Of course, assertions about things like free cab rides are almost impossible to corroborate. It doesn’t take a defense lawyer to note that those facing criminal charges have an incentive to imply they’ve got dirt on powerful people, whether they do or not. And Syume’s claim to FBI agents is not the same as official testimony—for one, he wasn’t under oath. It’s been over a year since the debriefings, but Graham has not been charged with anything and has steadfastly denied any wrongdoing. He’s not sponsoring the new cab medallion bill, either. (Graham declined to be interviewed for this article, but did call LL’s boss to complain as soon as LL started asking questions.)
Several things Syume mentions in the debriefings have not been corroborated by court records. But LL was able to corroborate some other details of his story, unrelated to the alleged cab ride.

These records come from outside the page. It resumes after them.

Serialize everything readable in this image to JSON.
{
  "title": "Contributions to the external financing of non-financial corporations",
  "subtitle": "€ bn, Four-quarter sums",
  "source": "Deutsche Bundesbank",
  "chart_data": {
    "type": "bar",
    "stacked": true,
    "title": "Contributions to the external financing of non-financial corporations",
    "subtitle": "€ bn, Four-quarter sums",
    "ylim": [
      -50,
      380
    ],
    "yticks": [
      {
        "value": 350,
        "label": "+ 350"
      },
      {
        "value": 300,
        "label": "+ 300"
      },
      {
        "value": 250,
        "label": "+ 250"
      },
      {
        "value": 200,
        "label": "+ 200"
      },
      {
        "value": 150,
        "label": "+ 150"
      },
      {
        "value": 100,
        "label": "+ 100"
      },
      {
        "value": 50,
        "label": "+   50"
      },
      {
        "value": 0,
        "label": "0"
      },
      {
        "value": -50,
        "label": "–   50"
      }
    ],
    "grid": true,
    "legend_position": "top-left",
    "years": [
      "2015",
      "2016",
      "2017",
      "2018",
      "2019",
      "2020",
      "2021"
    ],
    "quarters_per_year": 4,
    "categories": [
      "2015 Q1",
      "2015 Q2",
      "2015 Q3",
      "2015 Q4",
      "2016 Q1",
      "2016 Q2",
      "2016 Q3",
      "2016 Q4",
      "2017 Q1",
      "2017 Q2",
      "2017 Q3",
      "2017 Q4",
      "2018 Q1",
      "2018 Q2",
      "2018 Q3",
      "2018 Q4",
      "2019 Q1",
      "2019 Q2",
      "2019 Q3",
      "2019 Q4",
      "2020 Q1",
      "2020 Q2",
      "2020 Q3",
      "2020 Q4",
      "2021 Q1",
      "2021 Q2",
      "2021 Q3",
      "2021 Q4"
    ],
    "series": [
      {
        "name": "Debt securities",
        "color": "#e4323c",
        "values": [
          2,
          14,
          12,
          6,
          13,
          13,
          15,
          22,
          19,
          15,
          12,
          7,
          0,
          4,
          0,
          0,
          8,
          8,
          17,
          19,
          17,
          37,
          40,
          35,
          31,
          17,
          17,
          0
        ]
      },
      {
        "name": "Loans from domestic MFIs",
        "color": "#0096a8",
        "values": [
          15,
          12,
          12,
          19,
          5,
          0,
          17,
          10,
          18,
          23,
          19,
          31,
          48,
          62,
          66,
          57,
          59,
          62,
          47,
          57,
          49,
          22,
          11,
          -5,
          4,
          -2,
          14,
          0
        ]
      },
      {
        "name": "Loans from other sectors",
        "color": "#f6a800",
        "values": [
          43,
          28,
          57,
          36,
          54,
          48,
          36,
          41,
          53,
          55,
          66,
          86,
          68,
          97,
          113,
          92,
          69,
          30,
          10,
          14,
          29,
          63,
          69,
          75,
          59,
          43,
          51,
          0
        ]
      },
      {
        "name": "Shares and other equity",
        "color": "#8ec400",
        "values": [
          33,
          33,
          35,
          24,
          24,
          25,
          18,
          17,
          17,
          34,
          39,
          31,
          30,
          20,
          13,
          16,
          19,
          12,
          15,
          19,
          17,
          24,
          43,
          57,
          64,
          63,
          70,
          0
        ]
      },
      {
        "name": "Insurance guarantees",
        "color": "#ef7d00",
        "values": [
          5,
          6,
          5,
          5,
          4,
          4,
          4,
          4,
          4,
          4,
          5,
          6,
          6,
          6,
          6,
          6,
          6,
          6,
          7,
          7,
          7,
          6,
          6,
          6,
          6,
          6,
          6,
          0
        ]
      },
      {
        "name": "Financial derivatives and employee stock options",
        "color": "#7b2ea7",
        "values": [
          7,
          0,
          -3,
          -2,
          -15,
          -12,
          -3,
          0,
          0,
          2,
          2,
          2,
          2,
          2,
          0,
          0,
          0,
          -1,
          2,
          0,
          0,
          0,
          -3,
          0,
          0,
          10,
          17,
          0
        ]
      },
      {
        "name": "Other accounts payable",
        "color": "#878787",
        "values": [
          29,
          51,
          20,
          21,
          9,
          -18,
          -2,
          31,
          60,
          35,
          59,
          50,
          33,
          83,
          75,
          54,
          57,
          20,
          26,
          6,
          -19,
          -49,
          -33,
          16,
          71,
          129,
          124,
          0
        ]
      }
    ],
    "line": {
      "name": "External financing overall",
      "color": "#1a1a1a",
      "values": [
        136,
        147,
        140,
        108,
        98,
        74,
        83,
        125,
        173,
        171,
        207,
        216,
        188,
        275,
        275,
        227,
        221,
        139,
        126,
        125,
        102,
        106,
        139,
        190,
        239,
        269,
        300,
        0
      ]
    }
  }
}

Still, the fact that the D.C. Council is willing to pick up the topic again, despite an FBI investigation into the last legislative effort on cab medallions, either means they think it’s a really good idea, or that the interests pushing it have a lot of clout. The letters “F,” “B,” and “I,” after all, aren’t usually among politicians’ favorites. Ray says this new bill is much better than Graham’s, and will reward cab drivers who have played by the rules, leading to a better taxi industry overall.
The question for you, cab rider, is: Do you believe him?